Reflections On Guru Nanak’s 550th Birth Anniversary
Today, 12th November, is Gurpurab, the birth anniversary of Guru Nanak (1469-1539), the founder of the Sikh religion. It will be celebrated by Sikhs all over the world. There are about 27 million Sikhs in the world, of which 83% live in India (only 1.72% of India’s population), the bulk of them in the state of Punjab.
When I went to Amritsar a few years back and visited the Sikhs’ holiest shrine, the Golden Temple, I was presented a saropa (a saffron scarf bestowed on people being honoured) by the Jathedar, the head priest, for saving Devinderpal Singh Bhullar, who had been awarded the death sentence by the Supreme Court, but whom I thought had been wrongly convicted, from the gallows.
I was recently invited by some members of the Sikh community in the Bay Area of California, where I am staying presently, to address them in the town of Milpitas. Before the function a contingent of about 10 Sikhs met me and had a long discussion with me over a dinner they hosted.
They told me that many Sikhs in the US had come not on visas but as refugees, due to the events in the 1980s in India. Many of them are Khalistan supporters, and hero worshippers of Jarnail Singh Bhindranwaale, the Sikh priest who was killed in Operation Blue Star. One of them asked me to delete a blog I had written criticising Bhindranwaale, but I refused, though I said I will not mention him in my speech.
In the function in Milpitas which I addressed I said that Sikhs have a great quality, and also a great defect.
The great quality of Sikhs
I said that the spirit of service ( seva bhaavana ) which I found in Sikhs, I did not find in any other community in the world. Whenever and wherever there is a calamity or catastrophe Sikhs will immediately rush to the spot to give aid to the victims. Recently there were floods in Bihar, whose capital Patna had almost become a lake. Sikh youth immediately rushed there to help the victims. In Gurgaon when a car went underwater, some Sikhs saved the occupants from certain death.
A video had gone viral of police sub inspector Gagandeep Singh who saved a Muslim youth in Uttaranchal who was having an affair with a Hindu girl from possibly being lynched by a furious mob, by taking their blows on his own body.
Many other such incidents can be cited showing the great spirit of service among Sikhs, and this is because of what Guru Nanak taught viz to serve mankind. The spirit of ‘seva’ (selfless service) is an integral part of the Sikh religion, mentioned in the Granth Sahib, the Sikhs’ holy book.
I told the Sikhs gathered there that some of you want Khalistan, i.e, a portion of Punjab to be made an independent homeland for Sikhs. I too want Khalistan, but my concept of Khalistan is very different from yours. I want the whole of India to become Khalistan, in the sense that all Indians must develop the spirit of service to society, which is the hallmark of Sikhs, if India is to rise as a great nation. The word ‘Sikh’ is derived from the Sanskrit word ‘shishya’ meaning disciple. Sikhs claim to be disciples of Guru Nanak, but we Indians want to become disciples of the Sikhs, i.e. Sikhs of the Sikhs. So if you leave us, who will be our gurus, who will give us guidance?

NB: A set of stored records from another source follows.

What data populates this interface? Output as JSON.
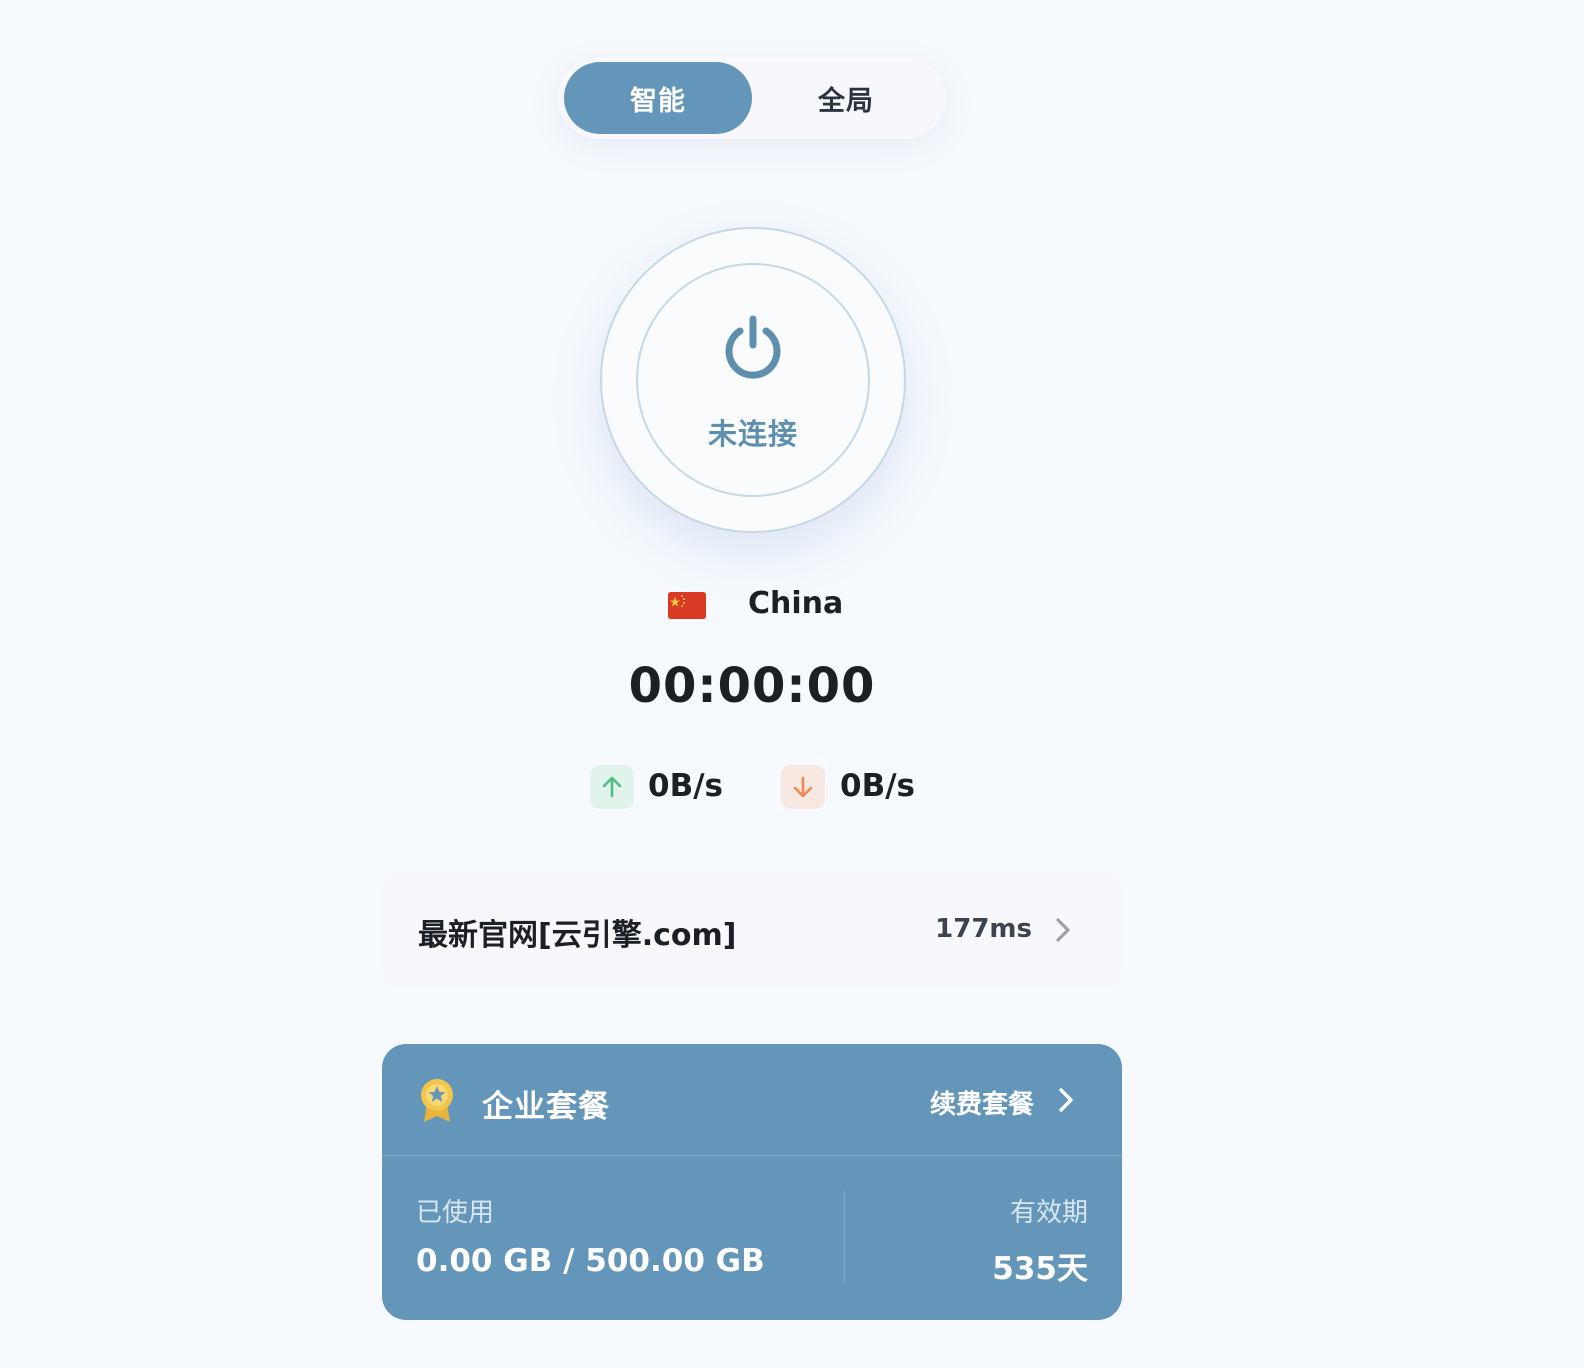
{
  "mode_toggle": {
    "smart_label": "智能",
    "global_label": "全局",
    "active": "smart"
  },
  "power": {
    "status": "未连接"
  },
  "location": {
    "flag": "China flag",
    "country": "China"
  },
  "timer": "00:00:00",
  "speed": {
    "upload": "0B/s",
    "download": "0B/s"
  },
  "server": {
    "name": "最新官网[云引擎.com]",
    "ping": "177ms"
  },
  "plan": {
    "name": "企业套餐",
    "renew_label": "续费套餐",
    "used_label": "已使用",
    "used_value": "0.00 GB / 500.00 GB",
    "expiry_label": "有效期",
    "expiry_value": "535天"
  },
  "colors": {
    "accent": "#6396b8",
    "background": "#f6f9fd",
    "upload": "#4fbf85",
    "download": "#ef8a52",
    "medal": "#f2c54b"
  }
}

Having pointed out the great quality of Sikhs, I then went ahead and mentioned the great defect — casteism.
Sikhism arose as a revolt against the inhuman caste system. Guru Nanak preached equality of all humans. But what is the truth among Sikhs today?
The truth is that today there are several castes among Sikhs, and the dominant Jat Sikhs, who are mostly big farmers and prosperous businessmen, and who are about 60% of the total number of Sikhs, look down on the dalit ( mazhabi ) Sikhs, regarding them inferiors, and will not inter marry with them.
In the Indian army there are two regiments of Sikhs, (1) Sikh Regiment whose soldiers are mostly Jat Sikhs ( though officers can be of other communities ), and (2) Sikh Light Infantry, consisting of mostly dalit Sikhs. Evidently this was done because if the two castes of Sikhs are kept in the same regiment there would be clashes.
I asked the Sikhs assembled in the function : is this what Guru Nanak has taught you ? I regard you as fake Sikhs, since most of you are casteist. I do not have a beard and do not tie a turban, but I am a real Sikh, a real disciple of Guru Nanak, as I regard all humans as equals.
When I said this, some Sikhs said that what I was saying was not correct, and that Sikhs do not have casteism. But then several Sikh youth got up and said ” Justice Katju, we are ashamed to say so, but what you are saying is true “.
On the occasion of Gurpurab may I request Sikhs to ponder over what I said in Milpitas. Today Sikhs follow only one of Guru Nanak’s teachings, the spirit of service. But they do not follow the other, that is, treating all humans as equals.
Markandey Katju is a former judge of the Supreme Court of India. He was also the Chairman of the Press Council of India.